Foreign Direct Investment (FDI) is one of the most important sources of growth in any developing economy like India. FDI norms are reformed from time to time so as to:
● Liberalise and simplify FDI policy
● Attract larger volumes of foreign investment inflows
● Drive economic growth and development
● Create large scale employment opportunities
● Make the country a preferred investment destination
Reforming FDI policy is a continuous process which is done after considerable stakeholder consultations. Recently, in a cabinet meeting chaired by Prime Minister Narendra Modi several changes have been made in the FDI Policy. These include provisions relating to various sectors including single-brand retail, contract manufacturing and coal mining etc. These changes in the FDI policy will help create job opportunities while boosting the country towards becoming a $5 Trillion economy.

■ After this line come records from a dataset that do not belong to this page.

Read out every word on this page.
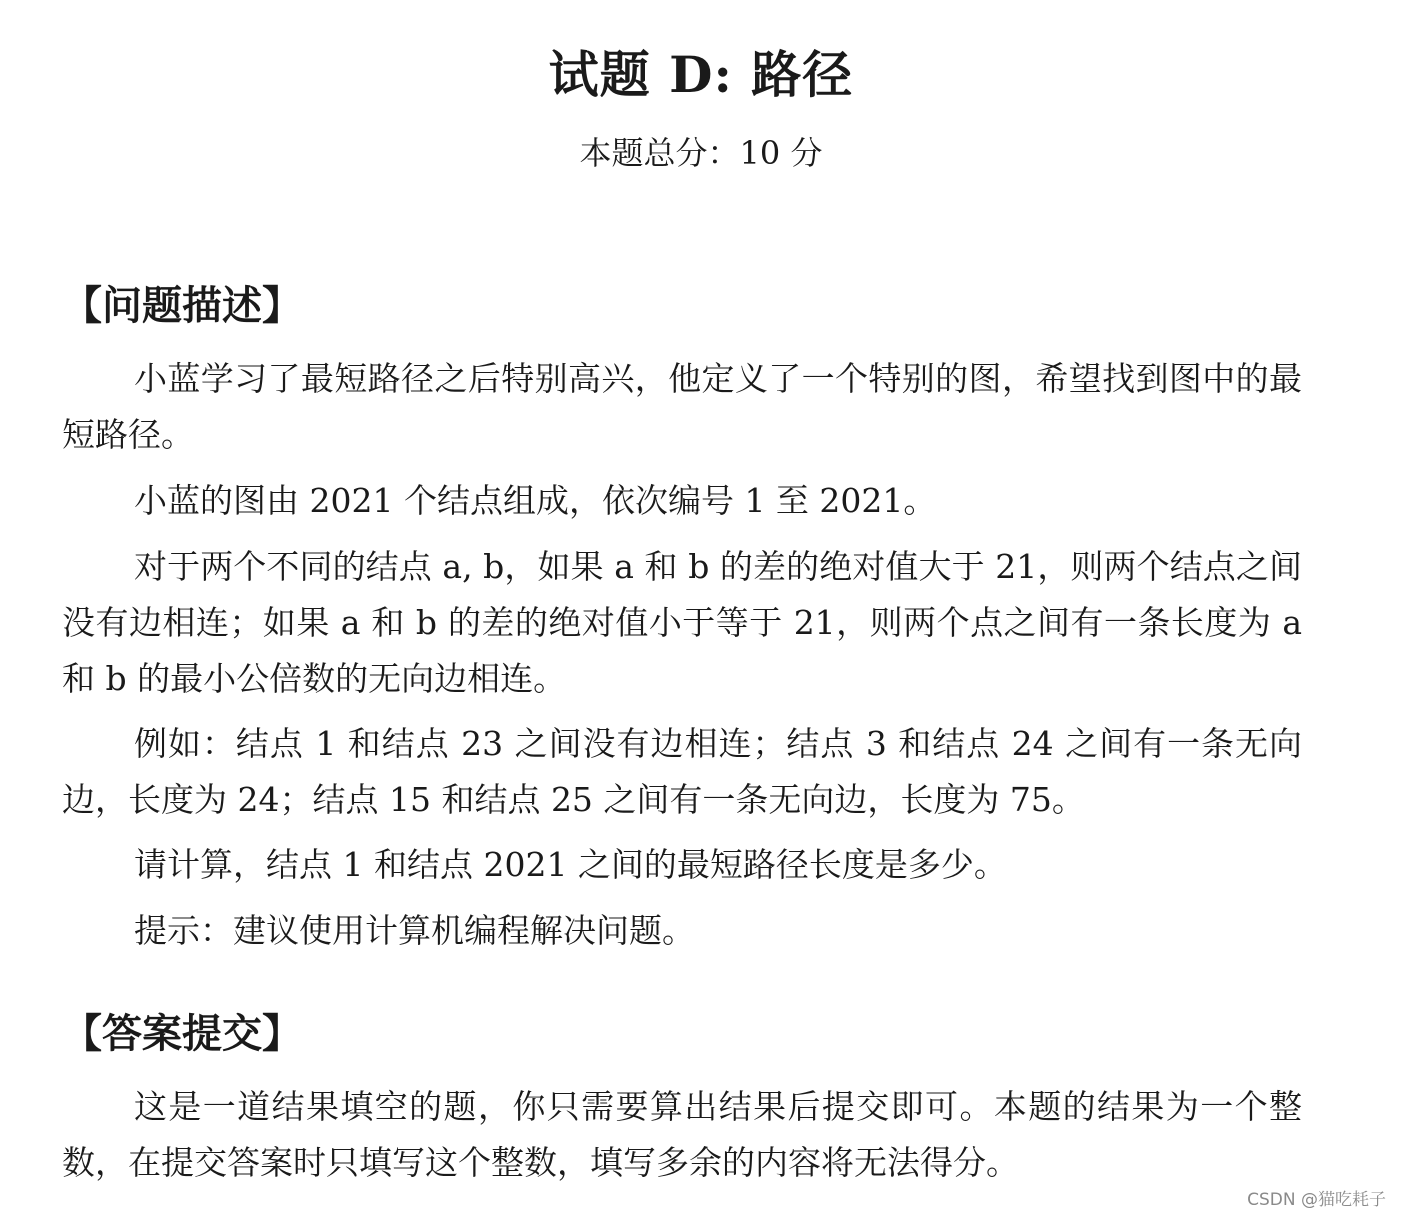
试题 D: 路径
本题总分：10 分
【问题描述】

小蓝学习了最短路径之后特别高兴，他定义了一个特别的图，希望找到图中的最短路径。

小蓝的图由 2021 个结点组成，依次编号 1 至 2021。

对于两个不同的结点 a, b，如果 a 和 b 的差的绝对值大于 21，则两个结点之间没有边相连；如果 a 和 b 的差的绝对值小于等于 21，则两个点之间有一条长度为 a 和 b 的最小公倍数的无向边相连。

例如：结点 1 和结点 23 之间没有边相连；结点 3 和结点 24 之间有一条无向边，长度为 24；结点 15 和结点 25 之间有一条无向边，长度为 75。

请计算，结点 1 和结点 2021 之间的最短路径长度是多少。

提示：建议使用计算机编程解决问题。

【答案提交】

这是一道结果填空的题，你只需要算出结果后提交即可。本题的结果为一个整数，在提交答案时只填写这个整数，填写多余的内容将无法得分。

CSDN @猫吃耗子
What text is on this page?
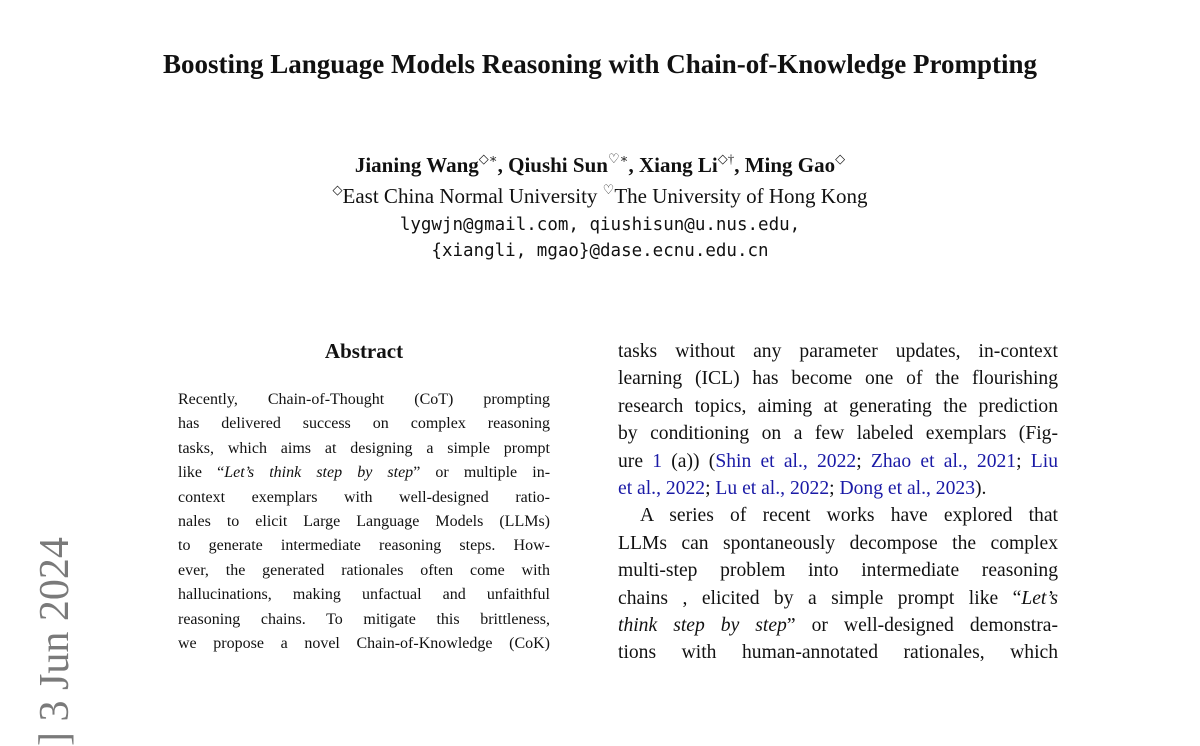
Boosting Language Models Reasoning with Chain-of-Knowledge Prompting
Jianing Wang◇∗, Qiushi Sun♡∗, Xiang Li◇†, Ming Gao◇
◇East China Normal University ♡The University of Hong Kong
lygwjn@gmail.com, qiushisun@u.nus.edu,
{xiangli, mgao}@dase.ecnu.edu.cn
Abstract
Recently, Chain-of-Thought (CoT) prompting
has delivered success on complex reasoning
tasks, which aims at designing a simple prompt
like “Let’s think step by step” or multiple in-
context exemplars with well-designed ratio-
nales to elicit Large Language Models (LLMs)
to generate intermediate reasoning steps. How-
ever, the generated rationales often come with
hallucinations, making unfactual and unfaithful
reasoning chains. To mitigate this brittleness,
we propose a novel Chain-of-Knowledge (CoK)
tasks without any parameter updates, in-context
learning (ICL) has become one of the flourishing
research topics, aiming at generating the prediction
by conditioning on a few labeled exemplars (Fig-
ure 1 (a)) (Shin et al., 2022; Zhao et al., 2021; Liu
et al., 2022; Lu et al., 2022; Dong et al., 2023).
A series of recent works have explored that
LLMs can spontaneously decompose the complex
multi-step problem into intermediate reasoning
chains , elicited by a simple prompt like “Let’s
think step by step” or well-designed demonstra-
tions with human-annotated rationales, which
] 3 Jun 2024
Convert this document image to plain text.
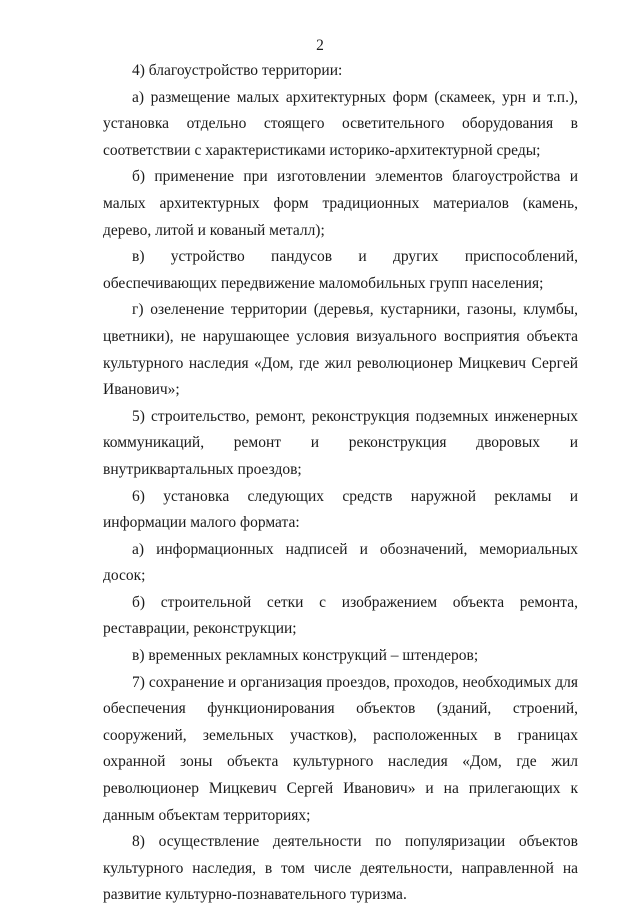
2

4) благоустройство территории:

а) размещение малых архитектурных форм (скамеек, урн и т.п.), установка отдельно стоящего осветительного оборудования в соответствии с характеристиками историко-архитектурной среды;

б) применение при изготовлении элементов благоустройства и малых архитектурных форм традиционных материалов (камень, дерево, литой и кованый металл);

в) устройство пандусов и других приспособлений, обеспечивающих передвижение маломобильных групп населения;

г) озеленение территории (деревья, кустарники, газоны, клумбы, цветники), не нарушающее условия визуального восприятия объекта культурного наследия «Дом, где жил революционер Мицкевич Сергей Иванович»;

5) строительство, ремонт, реконструкция подземных инженерных коммуникаций, ремонт и реконструкция дворовых и внутриквартальных проездов;

6) установка следующих средств наружной рекламы и информации малого формата:

а) информационных надписей и обозначений, мемориальных досок;

б) строительной сетки с изображением объекта ремонта, реставрации, реконструкции;

в) временных рекламных конструкций – штендеров;

7) сохранение и организация проездов, проходов, необходимых для обеспечения функционирования объектов (зданий, строений, сооружений, земельных участков), расположенных в границах охранной зоны объекта культурного наследия «Дом, где жил революционер Мицкевич Сергей Иванович» и на прилегающих к данным объектам территориях;

8) осуществление деятельности по популяризации объектов культурного наследия, в том числе деятельности, направленной на развитие культурно-познавательного туризма.
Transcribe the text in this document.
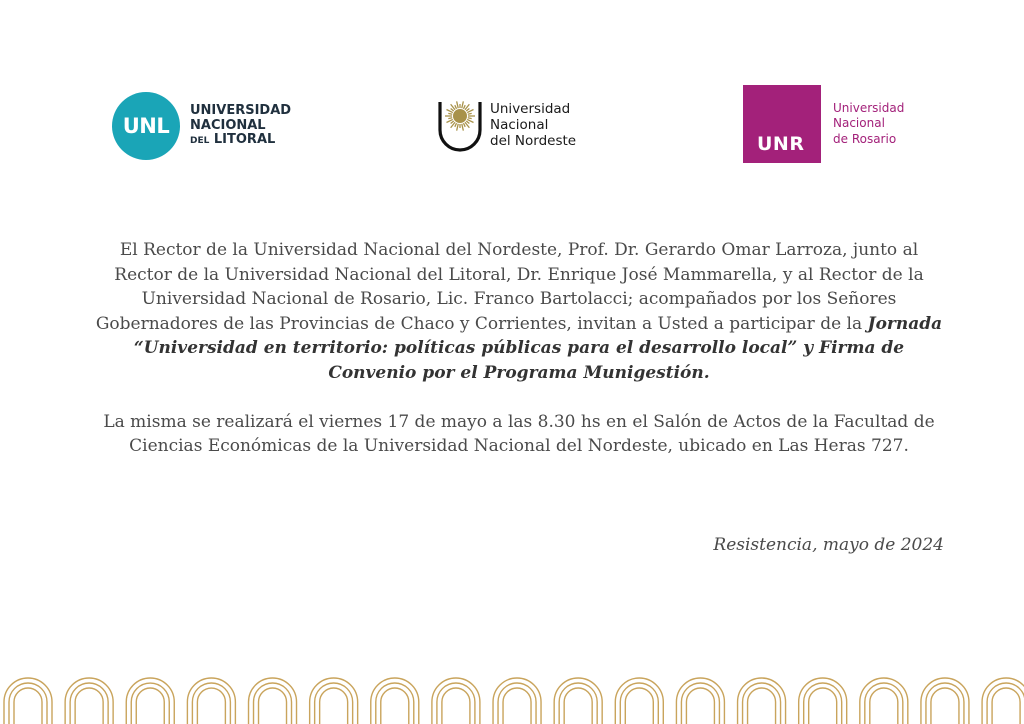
UNL
UNIVERSIDAD
NACIONAL
DEL LITORAL
Universidad
Nacional
del Nordeste	UNR
Universidad
Nacional
de Rosario

El Rector de la Universidad Nacional del Nordeste, Prof. Dr. Gerardo Omar Larroza, junto al Rector de la Universidad Nacional del Litoral, Dr. Enrique José Mammarella, y al Rector de la Universidad Nacional de Rosario, Lic. Franco Bartolacci; acompañados por los Señores Gobernadores de las Provincias de Chaco y Corrientes, invitan a Usted a participar de la Jornada “Universidad en territorio: políticas públicas para el desarrollo local” y Firma de Convenio por el Programa Munigestión.

La misma se realizará el viernes 17 de mayo a las 8.30 hs en el Salón de Actos de la Facultad de Ciencias Económicas de la Universidad Nacional del Nordeste, ubicado en Las Heras 727.

Resistencia, mayo de 2024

FDI Policy gets a major boost: Govt. reforms FDI norms in various sectors including single-brand retail, contract manufacturing and coal mining etc.
— Piyush Goyal (@PiyushGoyal) August 28, 2019
Single Brand Retail Trading (SBRT): Changes are made with a view to providing more flexibility and ease of operations to entities. All procurements made from India shall be counted towards local sourcing, whether goods are sold in India or exported. Similarly, online retail trading is now permitted upto two years prior to opening brick & mortar store
Contract Manufacturing: 100% FDI under automatic route in contract manufacturing which will benefit manufacturing industry and create employment, while attracting foreign entities to invest in this sector and bring in global best practices
Coal Mining: 100% FDI under automatic route for coal mining activities including associated processing infrastructure to help in creating employment, affordable power, and development
With these reforms in the FDI policy regime, India’s FDI inflows will continue to surge and aid in boosting India’s economic growth.